Wer den Weg aber als jemand sucht, der ermüdet und deswegen irgendwann mal innehalten muss, um sich auszuruhen, wird während dieser Ruhepause seinen Verstand „von der Leine lassen“ und dann wahrscheinlich feststellen, dass statt Richtung R(1) eine etwas andere Richtung R(2) die wahrscheinlichere ist (z.B. deswegen, weil man sich plötzlich bewusst wird, dass die bisherige Richtung, aus diesem oder jenem Grund, an den man zunächst gar nicht gedacht hatte oder der erst jetzt bemerkbar wird, nicht wirklich richtig sein kann). Mehrfache Korrekturen solcher Art führen uns dann i.A. wirklich hin zum gesuchten Ort.
Meine Konsequenz daraus:
Die Tatsache, dass der Mensch unweigerlich ermüdet, mag ein Grund dafür sein, dass er kreativ ist, also Dinge findet, die er niemals finden würde, wenn er ermüdungsfrei wäre und so seinen Geist auch niemals „von der Leine lassen“ würde.
Wer jetzt denkt „Hurra, da brauch‘ ich mich bloß ein bisschen auf die faule Haut zu legen und schon wird alles gut“, den muss ich enttäuschen:
Es gibt Aufgaben, z.B. Rechenaufgaben bestimmter Art, die sind so schematisch und dennoch so komplex, dass sie sich wirklich nur mit engelsgleicher Geduld lösen lassen und unter unbeirrbarem Festhalten am einmal gewählten Weg (ich denke da z.B. an Störungsrechnung in der Physik).

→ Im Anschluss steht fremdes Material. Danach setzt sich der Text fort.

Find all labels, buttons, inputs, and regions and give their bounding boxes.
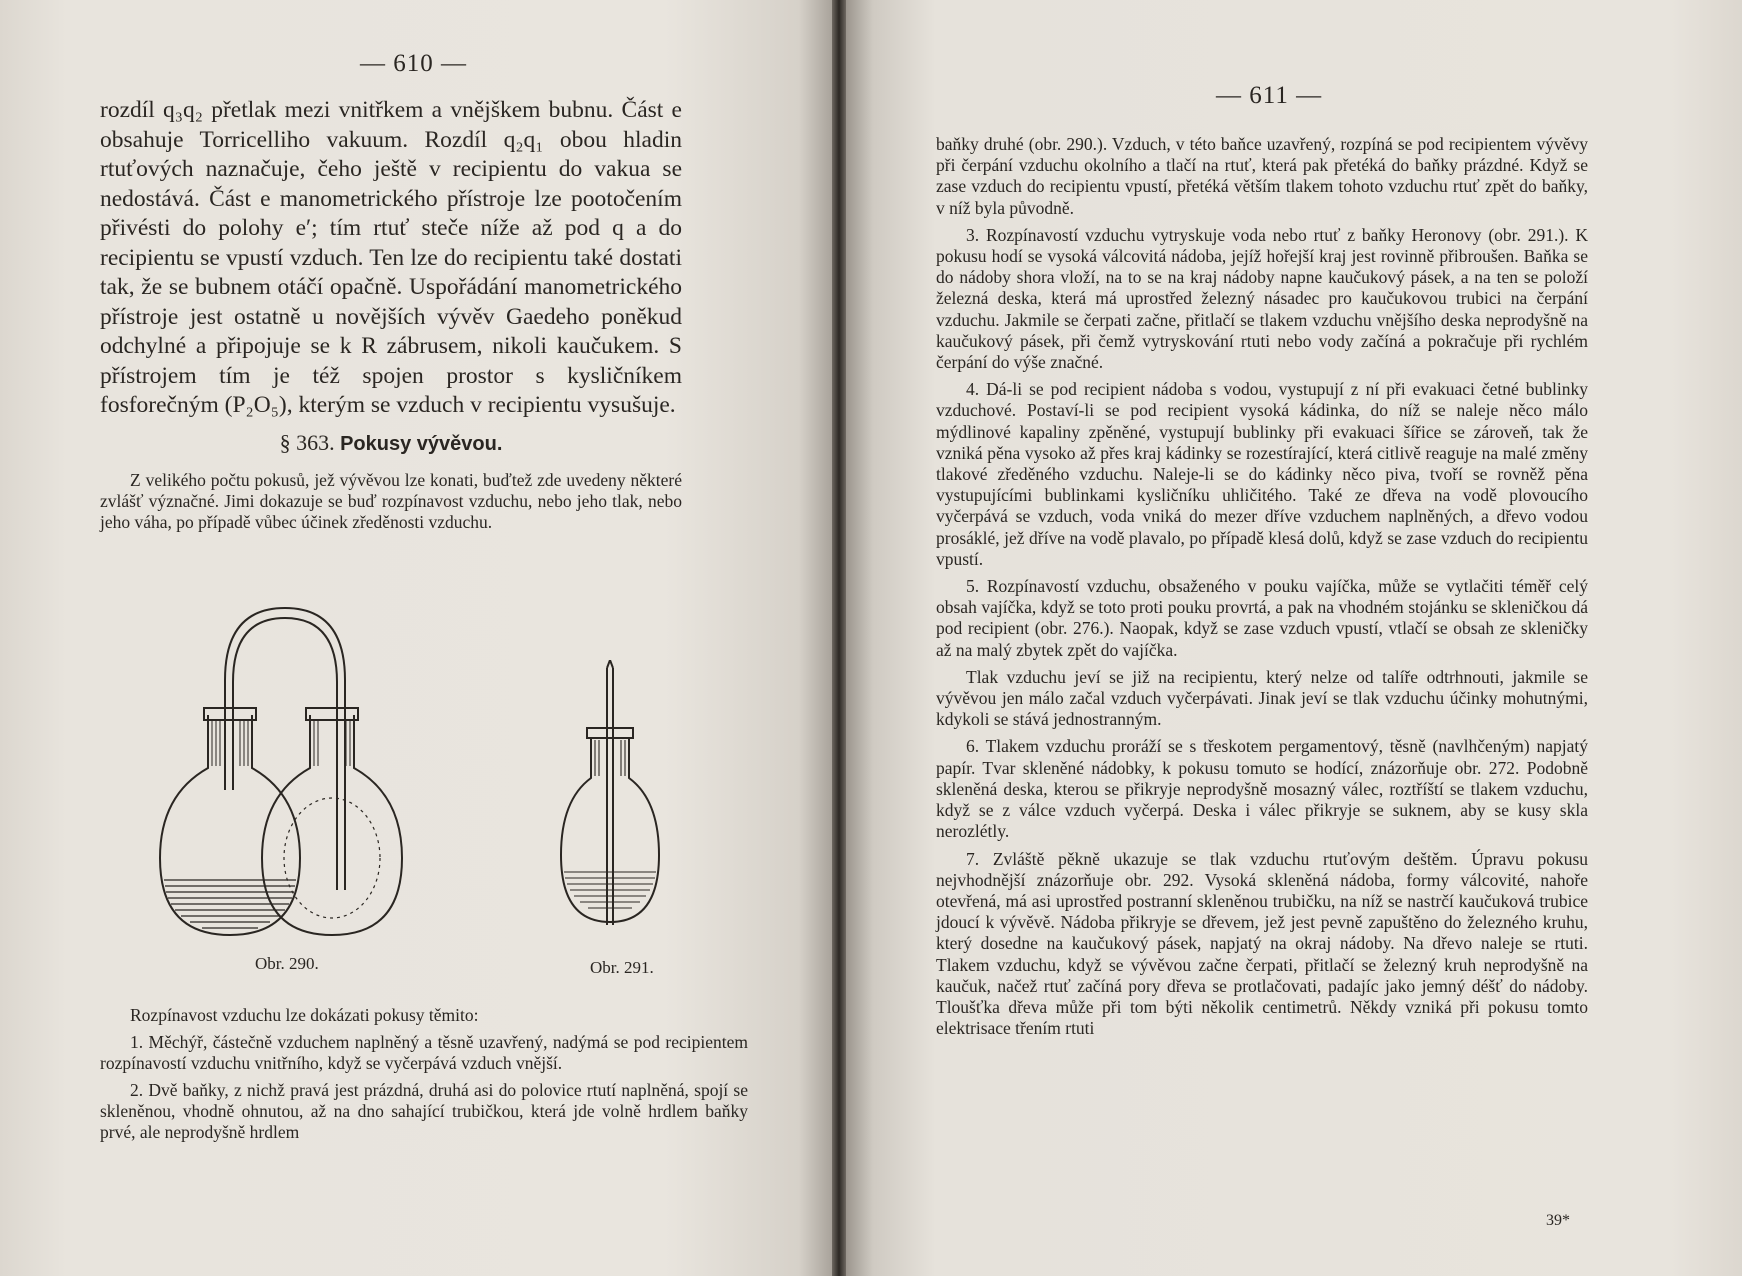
item-6: 6. Tlakem vzduchu proráží se s třeskotem pergamentový, těsně (navlhčeným) napjatý papír. Tvar skleněné nádobky, k pokusu tomuto se hodící, znázorňuje obr. 272. Podobně skleněná deska, kterou se přikryje neprodyšně mosazný válec, roztříští se tlakem vzduchu, když se z válce vzduch vyčerpá. Deska i válec přikryje se suknem, aby se kusy skla nerozlétly. (936, 736, 1588, 842)
section-number: § 363. (279, 430, 335, 455)
item-7: 7. Zvláště pěkně ukazuje se tlak vzduchu rtuťovým deštěm. Úpravu pokusu nejvhodnější znázorňuje obr. 292. Vysoká skleněná nádoba, formy válcovité, nahoře otevřená, má asi uprostřed postranní skleněnou trubičku, na níž se nastrčí kaučuková trubice jdoucí k vývěvě. Nádoba přikryje se dřevem, jež jest pevně zapuštěno do železného kruhu, který dosedne na kaučukový pásek, napjatý na okraj nádoby. Na dřevo naleje se rtuti. Tlakem vzduchu, když se vývěvou začne čerpati, přitlačí se železný kruh neprodyšně na kaučuk, načež rtuť začíná pory dřeva se protlačovati, padajíc jako jemný déšť do nádoby. Tloušťka dřeva může při tom býti několik centimetrů. Někdy vzniká při pokusu tomto elektrisace třením rtuti (936, 848, 1588, 1039)
item-3: 3. Rozpínavostí vzduchu vytryskuje voda nebo rtuť z baňky Heronovy (obr. 291.). K pokusu hodí se vysoká válcovitá nádoba, jejíž hořejší kraj jest rovinně přibroušen. Baňka se do nádoby shora vloží, na to se na kraj nádoby napne kaučukový pásek, a na ten se položí železná deska, která má uprostřed železný násadec pro kaučukovou trubici na čerpání vzduchu. Jakmile se čerpati začne, přitlačí se tlakem vzduchu vnějšího deska neprodyšně na kaučukový pásek, při čemž vytryskování rtuti nebo vody začíná a pokračuje při rychlém čerpání do výše značné. (936, 224, 1588, 373)
continued-paragraph: baňky druhé (obr. 290.). Vzduch, v této baňce uzavřený, rozpíná se pod recipientem vývěvy při čerpání vzduchu okolního a tlačí na rtuť, která pak přetéká do baňky prázdné. Když se zase vzduch do recipientu vpustí, přetéká větším tlakem tohoto vzduchu rtuť zpět do baňky, v níž byla původně. (936, 134, 1588, 218)
left-page (0, 0, 832, 1276)
intro-block (100, 470, 682, 533)
lower-text-block (100, 1005, 748, 1143)
figure-291-heron-flask (555, 660, 665, 950)
book-gutter (832, 0, 846, 1276)
signature-mark: 39* (1546, 1212, 1570, 1229)
item-1: 1. Měchýř, částečně vzduchem naplněný a těsně uzavřený, nadýmá se pod recipientem rozpínavostí vzduchu vnitřního, když se vyčerpává vzduch vnější. (100, 1032, 748, 1073)
item-2: 2. Dvě baňky, z nichž pravá jest prázdná, druhá asi do polovice rtutí naplněná, spojí se skleněnou, vhodně ohnutou, až na dno sahající trubičkou, která jde volně hrdlem baňky prvé, ale neprodyšně hrdlem (100, 1080, 748, 1142)
figure-caption-290: Obr. 290. (255, 954, 319, 973)
figure-290-two-flasks (150, 590, 450, 950)
intro-paragraph: Z velikého počtu pokusů, jež vývěvou lze konati, buďtež zde uvedeny některé zvlášť význačné. Jimi dokazuje se buď rozpínavost vzduchu, nebo jeho tlak, nebo jeho váha, po případě vůbec účinek zředěnosti vzduchu. (100, 470, 682, 532)
page-number: — 611 — (1216, 82, 1323, 109)
item-5: 5. Rozpínavostí vzduchu, obsaženého v pouku vajíčka, může se vytlačiti téměř celý obsah vajíčka, když se toto proti pouku provrtá, a pak na vhodném stojánku se skleničkou dá pod recipient (obr. 276.). Naopak, když se zase vzduch vpustí, vtlačí se obsah ze skleničky až na malý zbytek zpět do vajíčka. (936, 576, 1588, 660)
right-text-block (936, 134, 1588, 1039)
page-number: — 610 — (360, 50, 467, 77)
section-title: Pokusy vývěvou. (340, 433, 503, 455)
top-paragraph: rozdíl q₃q₂ přetlak mezi vnitřkem a vnějškem bubnu. Část e obsahuje Torricelliho vakuum. Rozdíl q₂q₁ obou hladin rtuťových naznačuje, čeho ještě v recipientu do vakua se nedostává. Část e manometrického přístroje lze pootočením přivésti do polohy e′; tím rtuť steče níže až pod q a do recipientu se vpustí vzduch. Ten lze do recipientu také dostati tak, že se bubnem otáčí opačně. Uspořádání manometrického přístroje jest ostatně u novějších vývěv Gaedeho poněkud odchylné a připojuje se k R zábrusem, nikoli kaučukem. S přístrojem tím je též spojen prostor s kysličníkem fosforečným (P₂O₅), kterým se vzduch v recipientu vysušuje. (100, 97, 682, 418)
top-paragraph-block (100, 96, 682, 421)
figure-caption-291: Obr. 291. (590, 958, 654, 977)
item-4: 4. Dá-li se pod recipient nádoba s vodou, vystupují z ní při evakuaci četné bublinky vzduchové. Postaví-li se pod recipient vysoká kádinka, do níž se naleje něco málo mýdlinové kapaliny zpěněné, vystupují bublinky při evakuaci šířice se zároveň, tak že vzniká pěna vysoko až přes kraj kádinky se rozestírající, která citlivě reaguje na malé změny tlakové zředěného vzduchu. Naleje-li se do kádinky něco piva, tvoří se rovněž pěna vystupujícími bublinkami kysličníku uhličitého. Také ze dřeva na vodě plovoucího vyčerpává se vzduch, voda vniká do mezer dříve vzduchem naplněných, a dřevo vodou prosáklé, jež dříve na vodě plavalo, po případě klesá dolů, když se zase vzduch do recipientu vpustí. (936, 379, 1588, 569)
pressure-paragraph: Tlak vzduchu jeví se již na recipientu, který nelze od talíře odtrhnouti, jakmile se vývěvou jen málo začal vzduch vyčerpávati. Jinak jeví se tlak vzduchu účinky mohutnými, kdykoli se stává jednostranným. (936, 666, 1588, 730)
right-page (846, 0, 1742, 1276)
section-heading (100, 430, 682, 456)
lead-line: Rozpínavost vzduchu lze dokázati pokusy těmito: (130, 1005, 479, 1025)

Solche Rechnungen aber lösen wir i.A. dadurch, dass wir ein Programm schreiben, das uns gestattet, sie einem Computer zu überlassen — immer vorausgesetzt, wir halten vorher inne, um so zu erkennen, dass dieser Weg der bessere ist.
Dass Leute zu wenig innehalten und deswegen stur wie ein Ochs die Ackerfurche entlang gehen, ist gar nicht so selten. Wenig erfahrene Software-Tester etwa, so meine Beobachtung, werden oft nicht müde, ein und dieselben komplizierten, sterbenslangweiligen Eingaben immer wieder im Dialog zu machen, ohne sich Rechenschaft darüber zu geben, dass den Test zu automatisieren, viel besser wäre (und ihn zudem noch nachvollziehbar machen würde).
Auch das ist ein Beispiel dafür, dass „den Verstand von der Leine zu lassen“ oft effektiver ist, als wild „an der Leine zu zerren“, an der man selbst oder andere ihn zu führen suchen.
Beitrag zuletzt bearbeitet von Grtgrt am 26.08.2012 um 23:18 Uhr.